01 June 2012 16:12  [Source: ICIS news]

This is a hurricaneBy Bobbie Clark

HOUSTON (ICIS)--The Colorado State University (CSU) forecast team on Friday increased its predictions for the 2012 Atlantic Basin hurricane season to 13 named storms, but added the season will still be below-average.

The CSU had earlier predicted 10 named storms.

Of the predicted 13 named storms for this season, which includes two that formed before the season officially started on 1 June, five will become hurricanes and two will be major ones, with winds of 111 miles/hour (178 km/hour), CSU said.

“We have increased our numbers slightly from our early April forecast, due largely to our uncertainty as to whether an El Nino will develop later this summer as well as somewhat marginal Atlantic basin conditions,” said Phil Klotzbach, lead author of the forecasts.

Last year, there were 19 named Atlantic storms, including seven hurricanes and three major hurricanes.

Chemical manufacturers on the Gulf coast keep a close eye on weather patterns during the hurricane season, since they can disrupt operations. However, no hurricane hit the US Gulf coast in 2011.

Regardless, companies take hurricane preparation seriously.

They have long had plans in place to help stem the tide of damage that major storms often bring with them.

However, hurricane preparation plans include more than securing equipment and evacuating employees. Oftentimes, the work does not really start until after the storm passes.

For example, Securitas Security Service USA, which provides security for companies like Dow Chemical, Huntsman and BP, guarantees clients it will provide officers within 48 hours after a hurricane passes.

Jim Hosel, the business development manager for Securitas, said security is a top concern after major weather events, like a hurricane.

“Most of those facilities are federally regulated for security,” he said. “They have very steep requirements.”

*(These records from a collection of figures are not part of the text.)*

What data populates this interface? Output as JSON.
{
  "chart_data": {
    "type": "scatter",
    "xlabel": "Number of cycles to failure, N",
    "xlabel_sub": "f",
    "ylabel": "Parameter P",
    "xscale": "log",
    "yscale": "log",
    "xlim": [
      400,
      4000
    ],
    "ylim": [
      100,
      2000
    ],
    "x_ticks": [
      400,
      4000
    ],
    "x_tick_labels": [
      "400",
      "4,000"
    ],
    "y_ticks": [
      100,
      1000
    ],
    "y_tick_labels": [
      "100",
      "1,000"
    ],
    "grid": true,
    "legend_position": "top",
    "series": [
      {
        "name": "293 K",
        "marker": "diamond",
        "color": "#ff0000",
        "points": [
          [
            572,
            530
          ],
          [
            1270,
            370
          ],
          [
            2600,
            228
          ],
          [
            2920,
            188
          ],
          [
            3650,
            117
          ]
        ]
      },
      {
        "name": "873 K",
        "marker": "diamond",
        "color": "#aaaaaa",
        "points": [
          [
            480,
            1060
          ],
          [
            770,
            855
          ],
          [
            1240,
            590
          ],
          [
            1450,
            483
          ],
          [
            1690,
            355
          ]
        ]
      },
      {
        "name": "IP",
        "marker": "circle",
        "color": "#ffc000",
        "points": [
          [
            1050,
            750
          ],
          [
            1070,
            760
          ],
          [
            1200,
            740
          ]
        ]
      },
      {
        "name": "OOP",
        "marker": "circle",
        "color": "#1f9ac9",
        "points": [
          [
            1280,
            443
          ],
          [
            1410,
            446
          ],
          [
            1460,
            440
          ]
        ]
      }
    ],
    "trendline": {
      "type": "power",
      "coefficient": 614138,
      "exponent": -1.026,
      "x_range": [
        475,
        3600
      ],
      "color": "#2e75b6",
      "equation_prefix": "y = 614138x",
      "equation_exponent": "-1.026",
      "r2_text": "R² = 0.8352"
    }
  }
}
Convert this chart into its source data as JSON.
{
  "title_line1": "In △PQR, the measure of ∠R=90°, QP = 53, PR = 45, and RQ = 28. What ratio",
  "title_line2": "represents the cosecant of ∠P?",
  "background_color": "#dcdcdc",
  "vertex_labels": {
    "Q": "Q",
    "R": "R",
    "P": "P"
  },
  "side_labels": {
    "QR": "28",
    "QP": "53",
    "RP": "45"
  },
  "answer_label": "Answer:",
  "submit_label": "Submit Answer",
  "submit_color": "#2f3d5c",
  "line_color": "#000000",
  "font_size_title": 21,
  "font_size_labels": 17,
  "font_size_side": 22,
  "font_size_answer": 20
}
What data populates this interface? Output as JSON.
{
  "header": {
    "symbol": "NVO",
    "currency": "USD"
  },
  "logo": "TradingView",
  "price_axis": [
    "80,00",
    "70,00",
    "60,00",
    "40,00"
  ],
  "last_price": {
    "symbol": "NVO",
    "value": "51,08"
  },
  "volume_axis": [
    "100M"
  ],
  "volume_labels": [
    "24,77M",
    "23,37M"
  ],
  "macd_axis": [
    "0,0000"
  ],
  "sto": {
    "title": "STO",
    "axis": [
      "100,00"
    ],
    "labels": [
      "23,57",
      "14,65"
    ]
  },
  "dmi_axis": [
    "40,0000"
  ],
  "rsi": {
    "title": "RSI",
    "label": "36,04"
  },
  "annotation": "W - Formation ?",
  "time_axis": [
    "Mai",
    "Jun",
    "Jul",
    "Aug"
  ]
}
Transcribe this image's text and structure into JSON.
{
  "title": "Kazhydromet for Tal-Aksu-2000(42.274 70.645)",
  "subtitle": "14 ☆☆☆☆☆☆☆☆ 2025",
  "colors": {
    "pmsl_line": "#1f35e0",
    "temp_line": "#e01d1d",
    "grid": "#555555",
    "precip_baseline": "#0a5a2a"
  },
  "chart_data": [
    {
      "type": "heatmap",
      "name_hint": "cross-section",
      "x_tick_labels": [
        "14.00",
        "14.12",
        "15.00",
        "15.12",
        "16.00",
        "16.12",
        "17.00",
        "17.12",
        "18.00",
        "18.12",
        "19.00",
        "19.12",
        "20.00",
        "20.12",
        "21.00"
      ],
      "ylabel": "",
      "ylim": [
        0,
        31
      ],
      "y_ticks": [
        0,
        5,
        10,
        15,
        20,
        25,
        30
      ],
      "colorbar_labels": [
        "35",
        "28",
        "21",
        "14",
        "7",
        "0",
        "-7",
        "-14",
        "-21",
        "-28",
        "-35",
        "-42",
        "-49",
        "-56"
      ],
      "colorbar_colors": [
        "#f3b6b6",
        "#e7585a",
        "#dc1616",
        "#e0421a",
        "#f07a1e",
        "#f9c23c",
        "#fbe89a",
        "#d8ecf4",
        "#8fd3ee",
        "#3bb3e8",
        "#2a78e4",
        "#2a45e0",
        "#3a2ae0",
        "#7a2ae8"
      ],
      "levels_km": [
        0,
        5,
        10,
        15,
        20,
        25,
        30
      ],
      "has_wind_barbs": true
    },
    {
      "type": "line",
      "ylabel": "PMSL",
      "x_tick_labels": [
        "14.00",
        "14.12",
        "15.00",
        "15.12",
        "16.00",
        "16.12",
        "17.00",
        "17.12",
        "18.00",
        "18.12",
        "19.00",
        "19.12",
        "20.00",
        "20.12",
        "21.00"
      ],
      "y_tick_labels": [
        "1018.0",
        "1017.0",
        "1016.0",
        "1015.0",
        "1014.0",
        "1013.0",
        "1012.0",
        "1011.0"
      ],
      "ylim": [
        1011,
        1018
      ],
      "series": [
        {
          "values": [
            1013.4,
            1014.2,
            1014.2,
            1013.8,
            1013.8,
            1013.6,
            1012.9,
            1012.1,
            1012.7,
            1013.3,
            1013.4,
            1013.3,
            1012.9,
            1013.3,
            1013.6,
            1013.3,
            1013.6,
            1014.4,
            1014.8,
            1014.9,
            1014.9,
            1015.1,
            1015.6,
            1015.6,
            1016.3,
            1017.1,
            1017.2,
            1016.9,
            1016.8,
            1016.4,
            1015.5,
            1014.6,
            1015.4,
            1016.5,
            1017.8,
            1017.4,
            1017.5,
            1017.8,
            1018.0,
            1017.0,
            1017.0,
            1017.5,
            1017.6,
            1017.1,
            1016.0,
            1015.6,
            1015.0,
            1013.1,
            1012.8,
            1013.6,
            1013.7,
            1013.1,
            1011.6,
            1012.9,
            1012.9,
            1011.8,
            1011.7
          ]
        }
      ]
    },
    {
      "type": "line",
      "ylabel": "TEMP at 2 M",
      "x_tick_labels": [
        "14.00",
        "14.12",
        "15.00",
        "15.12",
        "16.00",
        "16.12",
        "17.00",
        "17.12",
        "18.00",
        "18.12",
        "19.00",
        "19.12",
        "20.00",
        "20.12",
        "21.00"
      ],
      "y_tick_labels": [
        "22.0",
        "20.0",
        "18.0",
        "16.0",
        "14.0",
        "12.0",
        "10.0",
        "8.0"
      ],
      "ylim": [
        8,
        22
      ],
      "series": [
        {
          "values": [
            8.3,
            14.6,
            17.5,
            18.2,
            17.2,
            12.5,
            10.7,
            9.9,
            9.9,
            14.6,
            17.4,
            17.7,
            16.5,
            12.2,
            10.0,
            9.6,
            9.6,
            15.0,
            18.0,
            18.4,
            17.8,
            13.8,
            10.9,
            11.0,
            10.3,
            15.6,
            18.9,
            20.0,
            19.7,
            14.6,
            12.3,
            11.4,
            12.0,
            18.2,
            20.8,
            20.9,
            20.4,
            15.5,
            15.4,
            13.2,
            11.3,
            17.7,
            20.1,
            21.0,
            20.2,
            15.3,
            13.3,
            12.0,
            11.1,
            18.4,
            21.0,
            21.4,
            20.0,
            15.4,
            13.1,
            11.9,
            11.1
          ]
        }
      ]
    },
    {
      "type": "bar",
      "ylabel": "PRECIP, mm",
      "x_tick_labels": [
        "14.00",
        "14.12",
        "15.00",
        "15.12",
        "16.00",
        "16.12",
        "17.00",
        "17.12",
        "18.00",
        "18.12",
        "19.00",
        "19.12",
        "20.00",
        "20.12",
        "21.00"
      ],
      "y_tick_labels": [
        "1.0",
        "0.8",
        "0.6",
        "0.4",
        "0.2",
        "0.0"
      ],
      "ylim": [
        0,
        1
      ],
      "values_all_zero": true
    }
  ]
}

Hosel said they have a plan in place in the event of a hurricane that allows them to bring in officers from all over the country.

“We usually bring officers into staging areas outside the influenced area,” he said. “Once the storm passes over, and local governments let us in, we bring the officers in to secure the plants.”

The US Department of Homeland Security has established security requirements for plants and refineries situated on waterways, Hosel said.

Those plants are vulnerable after major hurricanes and must be protected from threats, such as terrorist attacks and looters, he added.

“The aftermath is just as bad, if not worse, than the actual hurricane,” Hosel said.

Hurricane Katrina in 2005 proved to be an especially challenging test for Securitas.

The company had to house officers on a cruise ship and transport them back forth to sites by helicopter.

“It was hard getting people back into those sites to protect them,” Hosel said. “There was a lot of looting and theft. All the bad guys come out during the aftermath.”

As a result of the 2005 hurricane season, the State of Louisiana helped form the Louisiana Business Emergency Operations Center (LBEOC).

“It provides the private sector with information to help prepare, react, respond and recover for a major event,” said Ed Flynn, the vice president of health, safety and security for the Louisiana Chemical Association.

Additionally, Flynn said many companies have abandoned conventional forecasting and weather services and adopted their own sophisticated systems.

“There certainly have been investments in upgrades to weather forecasting systems for facilities,” he said. “Companies have also taken advantage of social media to help communicate with employees and the public.”